If it really is that unbalanced, it probably has to be left on the charger to balance most or even all of the time it's not being used. :/

Most packs wont' need that, but some will (especially when the owner cant' afford to replace it unless it's nonfunctional).
 
Yes, I meant for normal usage cycling, not when balancing is required.

If longer time is needed, start earlier.

If people buy stuff where they can't even tell what's what, then yes maybe start hours earlier, but IMO that's no way to run a railroad.
 
john61ct said:
If people buy stuff where they can't even tell what's what, then yes maybe start hours earlier, but IMO that's no way to run a railroad.
No, but that's unfortunately the norm.

I don't know many people that do much, if any, looking into the stuff they get to see what it's made of or like, how they should use or maintain it, etc. Especially if it's a new type of thing to them (like someone's first car, first ebike, first celphone, first computer, first house, etc).
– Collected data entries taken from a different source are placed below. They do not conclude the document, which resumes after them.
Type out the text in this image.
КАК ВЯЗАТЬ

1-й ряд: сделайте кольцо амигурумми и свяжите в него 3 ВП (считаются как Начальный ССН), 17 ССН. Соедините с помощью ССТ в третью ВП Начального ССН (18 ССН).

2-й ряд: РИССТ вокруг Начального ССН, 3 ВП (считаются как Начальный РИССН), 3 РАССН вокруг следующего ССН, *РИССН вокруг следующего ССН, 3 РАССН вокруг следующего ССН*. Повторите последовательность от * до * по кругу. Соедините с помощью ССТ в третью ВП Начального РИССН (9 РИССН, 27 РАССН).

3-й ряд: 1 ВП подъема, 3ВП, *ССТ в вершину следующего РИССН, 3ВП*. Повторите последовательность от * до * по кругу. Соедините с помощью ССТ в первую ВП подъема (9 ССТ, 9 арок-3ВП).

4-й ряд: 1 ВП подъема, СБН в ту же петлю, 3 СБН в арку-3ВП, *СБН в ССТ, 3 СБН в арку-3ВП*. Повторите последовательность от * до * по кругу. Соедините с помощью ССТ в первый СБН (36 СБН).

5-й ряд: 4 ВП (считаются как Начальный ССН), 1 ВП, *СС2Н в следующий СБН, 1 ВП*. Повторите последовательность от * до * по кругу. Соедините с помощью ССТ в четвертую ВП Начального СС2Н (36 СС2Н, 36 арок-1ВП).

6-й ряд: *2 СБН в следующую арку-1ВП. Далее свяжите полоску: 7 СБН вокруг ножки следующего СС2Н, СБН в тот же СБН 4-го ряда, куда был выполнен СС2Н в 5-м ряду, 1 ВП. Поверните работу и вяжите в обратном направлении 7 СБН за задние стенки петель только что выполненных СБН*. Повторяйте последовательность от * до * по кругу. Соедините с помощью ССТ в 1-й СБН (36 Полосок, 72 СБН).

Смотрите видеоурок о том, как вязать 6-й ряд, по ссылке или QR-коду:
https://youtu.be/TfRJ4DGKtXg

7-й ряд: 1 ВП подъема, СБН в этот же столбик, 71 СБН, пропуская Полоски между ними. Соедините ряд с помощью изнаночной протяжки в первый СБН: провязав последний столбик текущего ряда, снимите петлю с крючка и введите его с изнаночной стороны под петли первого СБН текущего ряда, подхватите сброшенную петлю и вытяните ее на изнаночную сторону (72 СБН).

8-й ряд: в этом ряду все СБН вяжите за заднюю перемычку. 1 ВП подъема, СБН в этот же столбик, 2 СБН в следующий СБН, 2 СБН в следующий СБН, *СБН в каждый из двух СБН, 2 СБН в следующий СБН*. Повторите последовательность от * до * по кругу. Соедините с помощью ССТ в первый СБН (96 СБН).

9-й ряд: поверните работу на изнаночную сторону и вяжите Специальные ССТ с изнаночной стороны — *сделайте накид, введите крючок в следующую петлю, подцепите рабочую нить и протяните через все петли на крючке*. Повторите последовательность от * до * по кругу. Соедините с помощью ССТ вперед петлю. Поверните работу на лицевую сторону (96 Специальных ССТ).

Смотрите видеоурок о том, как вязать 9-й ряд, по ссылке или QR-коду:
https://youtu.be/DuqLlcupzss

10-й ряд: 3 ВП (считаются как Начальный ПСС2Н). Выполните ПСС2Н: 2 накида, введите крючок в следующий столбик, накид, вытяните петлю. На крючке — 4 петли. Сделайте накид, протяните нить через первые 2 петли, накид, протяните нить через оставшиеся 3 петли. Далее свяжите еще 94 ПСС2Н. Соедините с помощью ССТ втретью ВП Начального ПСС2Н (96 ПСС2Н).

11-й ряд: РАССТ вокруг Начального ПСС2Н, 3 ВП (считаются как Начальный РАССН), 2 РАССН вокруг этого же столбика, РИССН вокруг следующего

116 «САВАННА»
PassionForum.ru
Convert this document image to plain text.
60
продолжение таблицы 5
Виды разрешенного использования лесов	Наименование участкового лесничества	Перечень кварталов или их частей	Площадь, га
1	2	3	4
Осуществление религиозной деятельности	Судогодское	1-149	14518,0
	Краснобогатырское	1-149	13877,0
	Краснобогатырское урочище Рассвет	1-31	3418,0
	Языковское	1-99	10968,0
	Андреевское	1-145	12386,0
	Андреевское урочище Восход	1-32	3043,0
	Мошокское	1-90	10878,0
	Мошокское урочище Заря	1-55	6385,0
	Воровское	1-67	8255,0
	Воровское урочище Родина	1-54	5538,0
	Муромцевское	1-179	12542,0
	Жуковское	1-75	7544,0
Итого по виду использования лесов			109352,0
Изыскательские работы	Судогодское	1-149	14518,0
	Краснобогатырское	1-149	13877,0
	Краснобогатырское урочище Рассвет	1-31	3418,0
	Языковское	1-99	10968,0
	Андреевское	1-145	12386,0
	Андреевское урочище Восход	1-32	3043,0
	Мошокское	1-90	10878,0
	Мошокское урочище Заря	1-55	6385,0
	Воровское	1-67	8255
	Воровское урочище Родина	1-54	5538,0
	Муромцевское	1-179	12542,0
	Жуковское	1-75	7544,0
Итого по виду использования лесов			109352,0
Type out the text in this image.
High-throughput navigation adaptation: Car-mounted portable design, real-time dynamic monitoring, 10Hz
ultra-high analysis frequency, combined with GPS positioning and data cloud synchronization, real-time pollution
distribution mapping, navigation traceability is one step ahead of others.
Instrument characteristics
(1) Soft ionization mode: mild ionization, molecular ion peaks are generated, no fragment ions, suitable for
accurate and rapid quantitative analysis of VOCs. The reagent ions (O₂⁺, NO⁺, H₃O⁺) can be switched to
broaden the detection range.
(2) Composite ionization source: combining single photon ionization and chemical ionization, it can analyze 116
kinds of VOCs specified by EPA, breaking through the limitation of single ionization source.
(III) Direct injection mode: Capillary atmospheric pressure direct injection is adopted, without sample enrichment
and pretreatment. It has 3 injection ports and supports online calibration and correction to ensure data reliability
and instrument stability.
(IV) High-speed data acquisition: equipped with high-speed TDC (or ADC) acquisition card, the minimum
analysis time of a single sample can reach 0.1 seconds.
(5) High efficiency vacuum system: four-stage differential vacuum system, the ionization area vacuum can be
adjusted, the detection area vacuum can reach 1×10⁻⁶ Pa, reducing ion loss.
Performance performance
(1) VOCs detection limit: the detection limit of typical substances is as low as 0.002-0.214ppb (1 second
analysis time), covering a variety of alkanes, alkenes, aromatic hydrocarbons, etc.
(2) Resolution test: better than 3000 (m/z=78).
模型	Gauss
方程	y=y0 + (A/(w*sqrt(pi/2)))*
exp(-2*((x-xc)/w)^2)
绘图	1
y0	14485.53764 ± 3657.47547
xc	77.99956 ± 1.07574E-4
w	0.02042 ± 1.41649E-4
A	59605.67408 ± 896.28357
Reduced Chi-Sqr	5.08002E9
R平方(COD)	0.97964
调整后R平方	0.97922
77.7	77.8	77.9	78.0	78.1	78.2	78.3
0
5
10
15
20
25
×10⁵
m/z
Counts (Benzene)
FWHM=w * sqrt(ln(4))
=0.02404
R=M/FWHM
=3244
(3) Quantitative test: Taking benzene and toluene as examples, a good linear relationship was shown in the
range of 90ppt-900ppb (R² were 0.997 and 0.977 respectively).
Those that do, usually are very very thorough...but if they aren't "experts" in all of the subject matter involved (which can be quite a few disciplines in some things like ebikes) they still leave out significant things that turn out to be important later on.
 
Long as we keep advancing in the right direction overall, keep learning new things each and every day.

And that includes learning to acknowledge the best can be enemy of good, sometimes good enough is good enough.